With every passing week the threat of a third, and almost certainly final, world war seems to edge inexorably closer.
Finland and previously neutral Sweden’s announcement of their wish to join NATO in the wake of Russia’s invasion of Ukraine may be set to give those countries a sense of security, but Putin is paranoid about the west encroaching on his doorstep and considering that while he remains in charge of Russia literally anything can happen, such a move is going to make the world a much less secure place.
But the decision has been dictated by Putin’s aggression in Ukraine and with the “special military operation” not exactly going according to plan due to what appears to have been a complete miscalculation by Russia of the Ukrainian spirit, we have to ask ourselves how long we’re prepared to let a power mad bully do whatever he likes, including the sanctioning of war crimes, just because he MIGHT press the button if the majority of the rest of the planet stands up to him.
The point is fast approaching where the west will need to do something more decisive than giving someone else the tools to do the job for them and hoping for the best.
As things stand, Latvia, Georgia, Belarus, Lithuania and quite possibly Moldova should be looking over their shoulders because the next move will be to consolidate Russia’s former Soviet territories on the edge of the NATO line.
Then all bets will be off because there won’t be any such thing as winners. We all lose.
Hopefully before that happens someone in the Kremlin will put a bullet in Putin’s temple or his doctor will administer something and tell us their leader suffered a fatal brain aneurysm or something, but at the moment engaging in an existential game of who blinks first looks like it’s going to be unavoidable.
And while it’s going to be essential that we remain firm and strong in the face of this threat, we should probably all be getting a bit scared about now.
Meanwhile, if there’s still a world left, it looks like next year’s Eurovision Song Contest will be held in a Kyiv bunker.
Nine million people watched the show at the weekend – and the punchline to this, which would have been a harmless bit of japery on my part has been omitted after careful thought, not because I feel any responsibility for someone taking offence when it wasn’t meant – that’s their choice, it doesn’t automatically mean they would be in the right – but because I really can’t be arsed with the fuss any more than I can be bothered with the contest itself.
But one act I noticed during the build up appeared to have plastic animal heads and Stig helmets on.
I christened them Draft Punk.
Something from years ago has reared its ugly head again (snigger) because of the Rebekah Vardy/Colleen Rooney “Wagatha Christie” defamation case which has prompted me to wonder, how is it acceptable for a woman to mock the size of a male celebrity’s penis in the media?
Can you imagine what would happen if a man in the public eye said something derogatory about a famous one night stand or former partner’s vagina? He would be cancelled immediately. Jobs, sponsorships all gone in an instant.

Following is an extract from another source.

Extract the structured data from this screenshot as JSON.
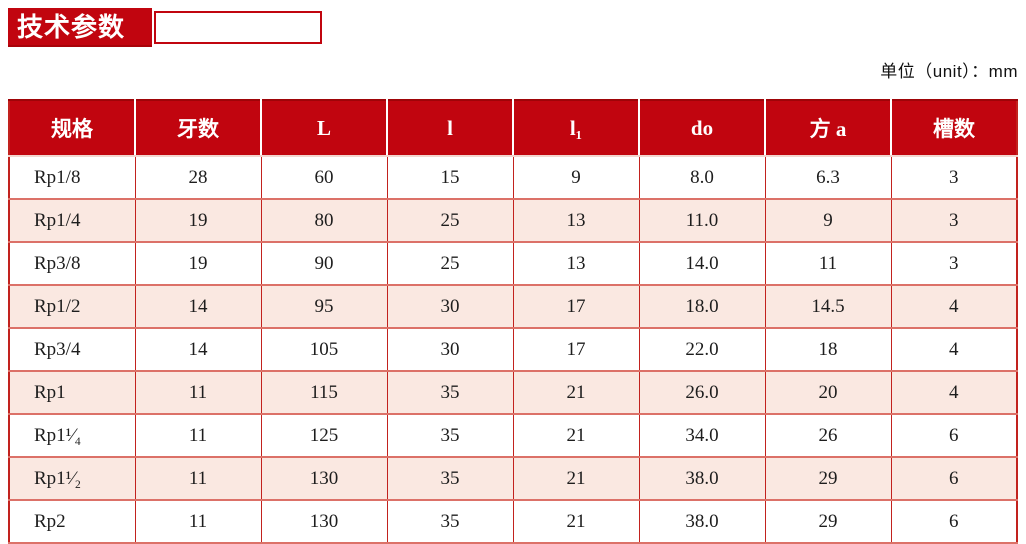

Not the case the other way round apparently.
You would think after 150 years that footballers would remember that the lid on the FA Cup comes off.
Stupid TV quiz answer of the week
Q: What children’s playhouse is named after a J M Barrie character?
A: Winnie the Pooh?
Q: Which animal in the Winnie the Pooh stories could be described as porcine
Q: Which Midlands side is managed by Steven Gerrard?
Special mention to the geography degree student on The Chase who thought Berne was in Germany.